Затем прошел и еще год, пятый по счету со времени окончания оперы, а она по-прежнему лежала, ожидая обещанной постановки на сцене, и по-прежнему нельзя было рассчитать даже гадательно, сколько времени продлится еще это томительное ожидание. В глазах композитора все дело начинало принимать характер самой странной мистификации, особенно когда за этим пятым последовали еще целых три года подобных же проволочек. Да, опера «Эсмеральда» попала на сцену восемь лет спустя после окончания и представления ее в театральную дирекцию, именно лишь в декабре 1847 года, да и то благодаря обстоятельствам совершенно случайным. Но о них мы еще поговорим ниже.
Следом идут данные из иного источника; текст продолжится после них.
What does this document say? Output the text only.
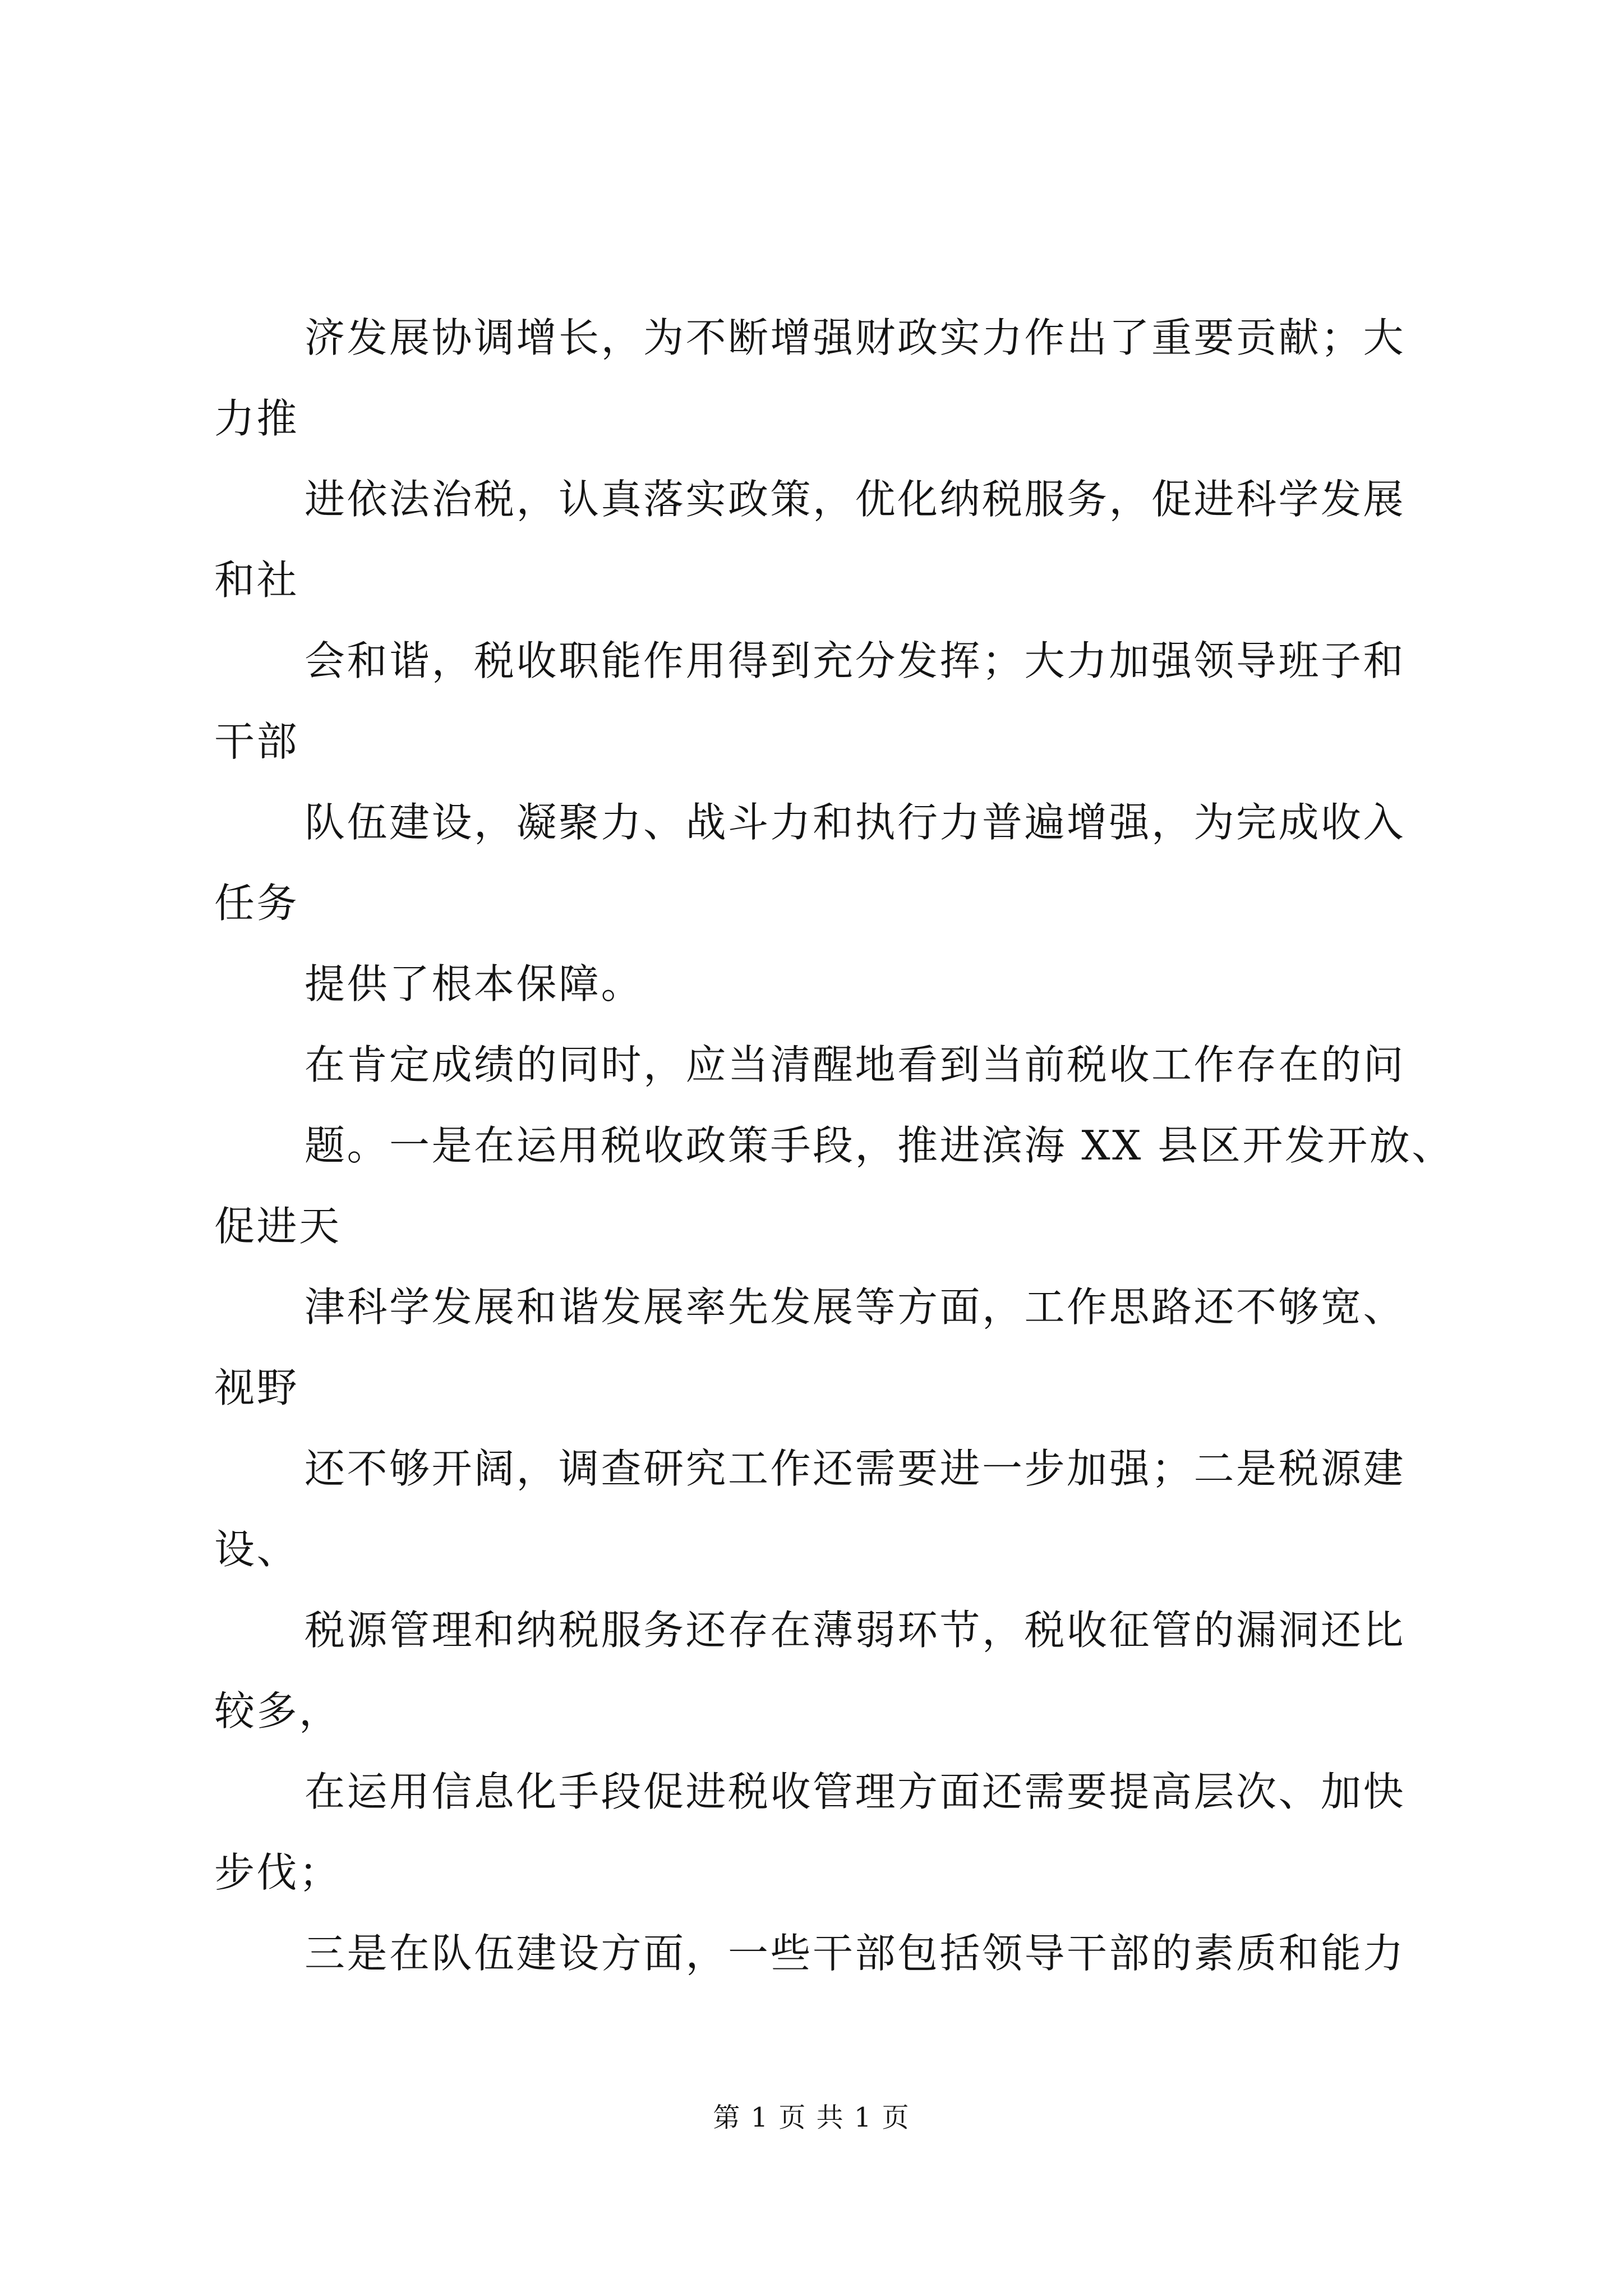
济发展协调增长，为不断增强财政实力作出了重要贡献；大
力推
进依法治税，认真落实政策，优化纳税服务，促进科学发展
和社
会和谐，税收职能作用得到充分发挥；大力加强领导班子和
干部
队伍建设，凝聚力、战斗力和执行力普遍增强，为完成收入
任务
提供了根本保障。
在肯定成绩的同时，应当清醒地看到当前税收工作存在的问
题。一是在运用税收政策手段，推进滨海 XX 县区开发开放、
促进天
津科学发展和谐发展率先发展等方面，工作思路还不够宽、
视野
还不够开阔，调查研究工作还需要进一步加强；二是税源建
设、
税源管理和纳税服务还存在薄弱环节，税收征管的漏洞还比
较多，
在运用信息化手段促进税收管理方面还需要提高层次、加快
步伐；
三是在队伍建设方面，一些干部包括领导干部的素质和能力
第 1 页 共 1 页
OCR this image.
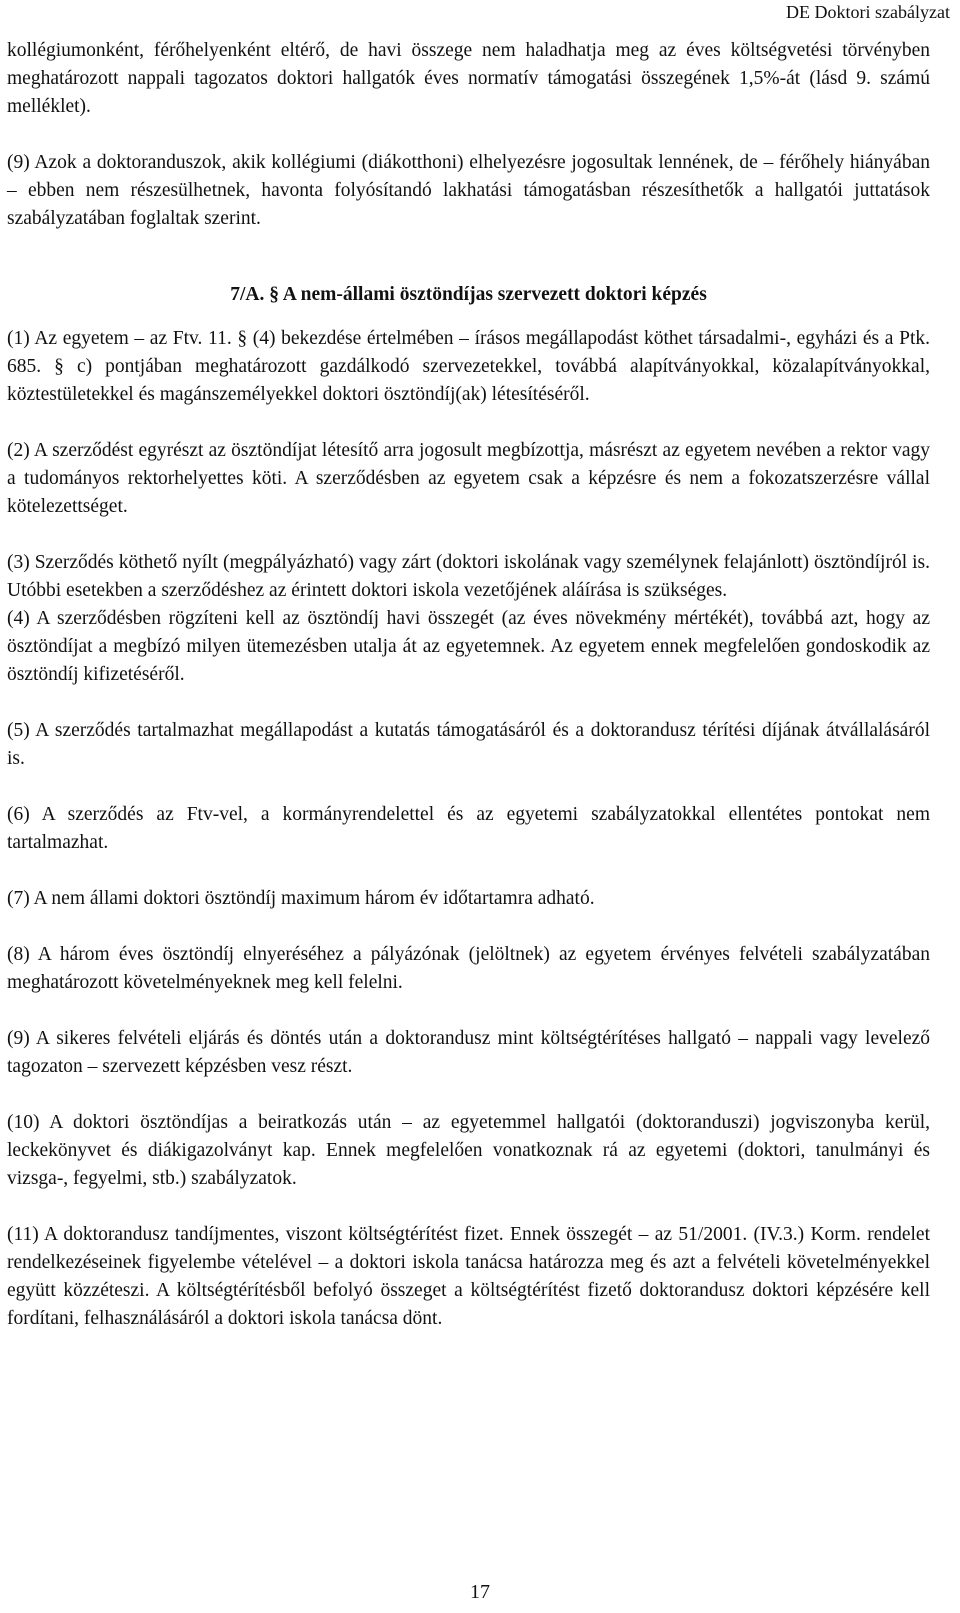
DE Doktori szabályzat

kollégiumonként, férőhelyenként eltérő, de havi összege nem haladhatja meg az éves költségvetési törvényben meghatározott nappali tagozatos doktori hallgatók éves normatív támogatási összegének 1,5%-át (lásd 9. számú melléklet).

(9) Azok a doktoranduszok, akik kollégiumi (diákotthoni) elhelyezésre jogosultak lennének, de – férőhely hiányában – ebben nem részesülhetnek, havonta folyósítandó lakhatási támogatásban részesíthetők a hallgatói juttatások szabályzatában foglaltak szerint.

7/A. § A nem-állami ösztöndíjas szervezett doktori képzés

(1) Az egyetem – az Ftv. 11. § (4) bekezdése értelmében – írásos megállapodást köthet társadalmi-, egyházi és a Ptk. 685. § c) pontjában meghatározott gazdálkodó szervezetekkel, továbbá alapítványokkal, közalapítványokkal, köztestületekkel és magánszemélyekkel doktori ösztöndíj(ak) létesítéséről.

(2) A szerződést egyrészt az ösztöndíjat létesítő arra jogosult megbízottja, másrészt az egyetem nevében a rektor vagy a tudományos rektorhelyettes köti. A szerződésben az egyetem csak a képzésre és nem a fokozatszerzésre vállal kötelezettséget.

(3) Szerződés köthető nyílt (megpályázható) vagy zárt (doktori iskolának vagy személynek felajánlott) ösztöndíjról is. Utóbbi esetekben a szerződéshez az érintett doktori iskola vezetőjének aláírása is szükséges.

(4) A szerződésben rögzíteni kell az ösztöndíj havi összegét (az éves növekmény mértékét), továbbá azt, hogy az ösztöndíjat a megbízó milyen ütemezésben utalja át az egyetemnek. Az egyetem ennek megfelelően gondoskodik az ösztöndíj kifizetéséről.

(5) A szerződés tartalmazhat megállapodást a kutatás támogatásáról és a doktorandusz térítési díjának átvállalásáról is.

(6) A szerződés az Ftv-vel, a kormányrendelettel és az egyetemi szabályzatokkal ellentétes pontokat nem tartalmazhat.

(7) A nem állami doktori ösztöndíj maximum három év időtartamra adható.

(8) A három éves ösztöndíj elnyeréséhez a pályázónak (jelöltnek) az egyetem érvényes felvételi szabályzatában meghatározott követelményeknek meg kell felelni.

(9) A sikeres felvételi eljárás és döntés után a doktorandusz mint költségtérítéses hallgató – nappali vagy levelező tagozaton – szervezett képzésben vesz részt.

(10) A doktori ösztöndíjas a beiratkozás után – az egyetemmel hallgatói (doktoranduszi) jogviszonyba kerül, leckekönyvet és diákigazolványt kap. Ennek megfelelően vonatkoznak rá az egyetemi (doktori, tanulmányi és vizsga-, fegyelmi, stb.) szabályzatok.

(11) A doktorandusz tandíjmentes, viszont költségtérítést fizet. Ennek összegét – az 51/2001. (IV.3.) Korm. rendelet rendelkezéseinek figyelembe vételével – a doktori iskola tanácsa határozza meg és azt a felvételi követelményekkel együtt közzéteszi. A költségtérítésből befolyó összeget a költségtérítést fizető doktorandusz doktori képzésére kell fordítani, felhasználásáról a doktori iskola tanácsa dönt.

17
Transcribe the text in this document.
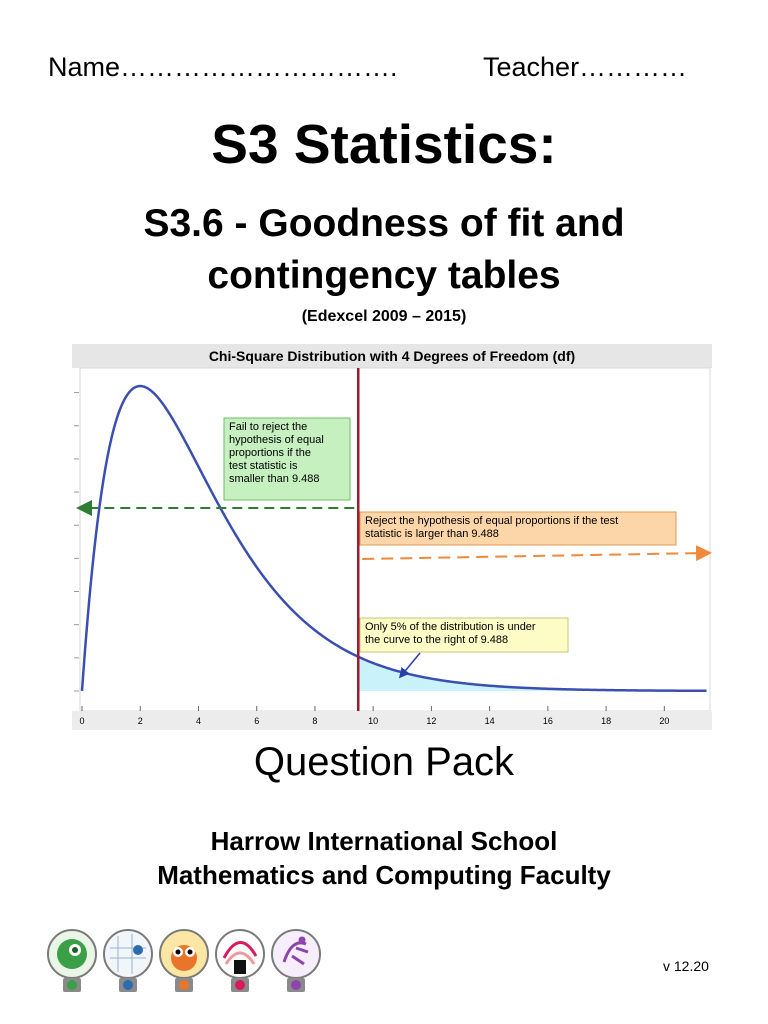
Name………………………….	Teacher…………
S3 Statistics:
S3.6 - Goodness of fit and
contingency tables
(Edexcel 2009 – 2015)
Chi-Square Distribution with 4 Degrees of Freedom (df)
0	2	4	6	8	10	12	14	16	18	20
Fail to reject the hypothesis of equal proportions if the test statistic is smaller than 9.488
Reject the hypothesis of equal proportions if the test statistic is larger than 9.488
Only 5% of the distribution is under the curve to the right of 9.488
Question Pack
Harrow International School
Mathematics and Computing Faculty
v 12.20
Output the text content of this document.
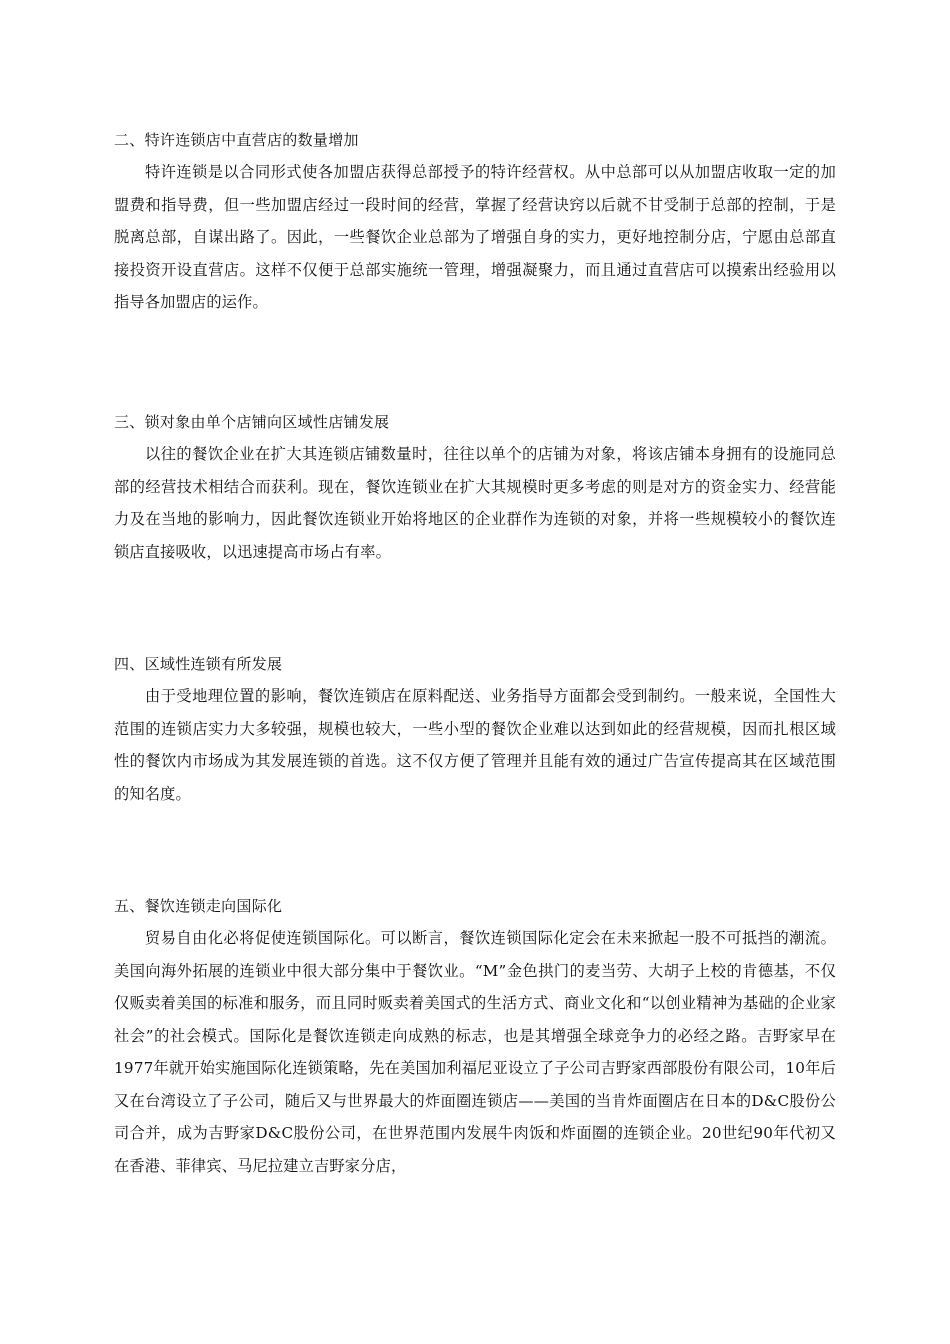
二、特许连锁店中直营店的数量增加

特许连锁是以合同形式使各加盟店获得总部授予的特许经营权。从中总部可以从加盟店收取一定的加盟费和指导费，但一些加盟店经过一段时间的经营，掌握了经营诀窍以后就不甘受制于总部的控制，于是脱离总部，自谋出路了。因此，一些餐饮企业总部为了增强自身的实力，更好地控制分店，宁愿由总部直接投资开设直营店。这样不仅便于总部实施统一管理，增强凝聚力，而且通过直营店可以摸索出经验用以指导各加盟店的运作。

三、锁对象由单个店铺向区域性店铺发展

以往的餐饮企业在扩大其连锁店铺数量时，往往以单个的店铺为对象，将该店铺本身拥有的设施同总部的经营技术相结合而获利。现在，餐饮连锁业在扩大其规模时更多考虑的则是对方的资金实力、经营能力及在当地的影响力，因此餐饮连锁业开始将地区的企业群作为连锁的对象，并将一些规模较小的餐饮连锁店直接吸收，以迅速提高市场占有率。

四、区域性连锁有所发展

由于受地理位置的影响，餐饮连锁店在原料配送、业务指导方面都会受到制约。一般来说，全国性大范围的连锁店实力大多较强，规模也较大，一些小型的餐饮企业难以达到如此的经营规模，因而扎根区域性的餐饮内市场成为其发展连锁的首选。这不仅方便了管理并且能有效的通过广告宣传提高其在区域范围的知名度。

五、餐饮连锁走向国际化

贸易自由化必将促使连锁国际化。可以断言，餐饮连锁国际化定会在未来掀起一股不可抵挡的潮流。美国向海外拓展的连锁业中很大部分集中于餐饮业。“M”金色拱门的麦当劳、大胡子上校的肯德基，不仅仅贩卖着美国的标准和服务，而且同时贩卖着美国式的生活方式、商业文化和“以创业精神为基础的企业家社会”的社会模式。国际化是餐饮连锁走向成熟的标志，也是其增强全球竞争力的必经之路。吉野家早在1977年就开始实施国际化连锁策略，先在美国加利福尼亚设立了子公司吉野家西部股份有限公司，10年后又在台湾设立了子公司，随后又与世界最大的炸面圈连锁店——美国的当肯炸面圈店在日本的D&C股份公司合并，成为吉野家D&C股份公司，在世界范围内发展牛肉饭和炸面圈的连锁企业。20世纪90年代初又在香港、菲律宾、马尼拉建立吉野家分店，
Что же делал бедный музыкант во время этих долгих лет ожидания? Разумеется, он не сидел сложа руки; но нельзя также сказать, чтобы эта неслыханно своеобразная неудача не отозвалась вовсе на его личности, так же как и на самом характере его деятельности. Неудача эта произвела на него самое гнетущее впечатление. Изменился не только личный характер композитора, но и деятельность его в известной степени приняла другое направление, отклонившись от намеченного пути. Столкнувшись с такой жестокой неудачей при создании своего первого крупного произведения, он поневоле возвратился к работам более мелким, где не требовалось по крайней мере одобрения и дозволения дирекции театров. Таким образом, в период времени между 1840 и 1844 годами им было написано множество мелких сочинений, преимущественно романсов, но также немало вещей, имевших разное специальное назначение. Создавал он такие вещи для любительских спектаклей, для разных музыкальных альбомов и т. п. В 1842 году, например, как некогда М. И. Глинка, Даргомыжский принимал участие в серенадах, происходивших на Черной речке, и по этому случаю также должен был писать соответствующие цели пьесы. Что касается романсов, написанных в это время, то мало сказать, что они имели успех; нет, впечатление, ими производимое, было гораздо больше того, что называется успехом: публика принимала их со все возрастающим восторгом. В своем письме к Кастриото-Скандербеку от 21 января 1844 года Даргомыжский говорит по этому поводу следующее: «Здесь, в Петербурге, романсы мои до такой степени поются, что и мне надоели». «Однако, – прибавляет композитор, – все еще изредка пишу новенькие». Популярность этих произведений Даргомыжского была так велика, что в 1843 году его романсы пришлось выпустить полным собранием. Издание это было поручено некоему содержателю музыкального магазина Ли, который обязался напечатать собрание романсов (числом 30) в пяти частях, по шесть романсов в каждой, но затем выпускал издание весьма неаккуратно, так что, например, третья часть появилась лишь в начале следующего, 1844 года.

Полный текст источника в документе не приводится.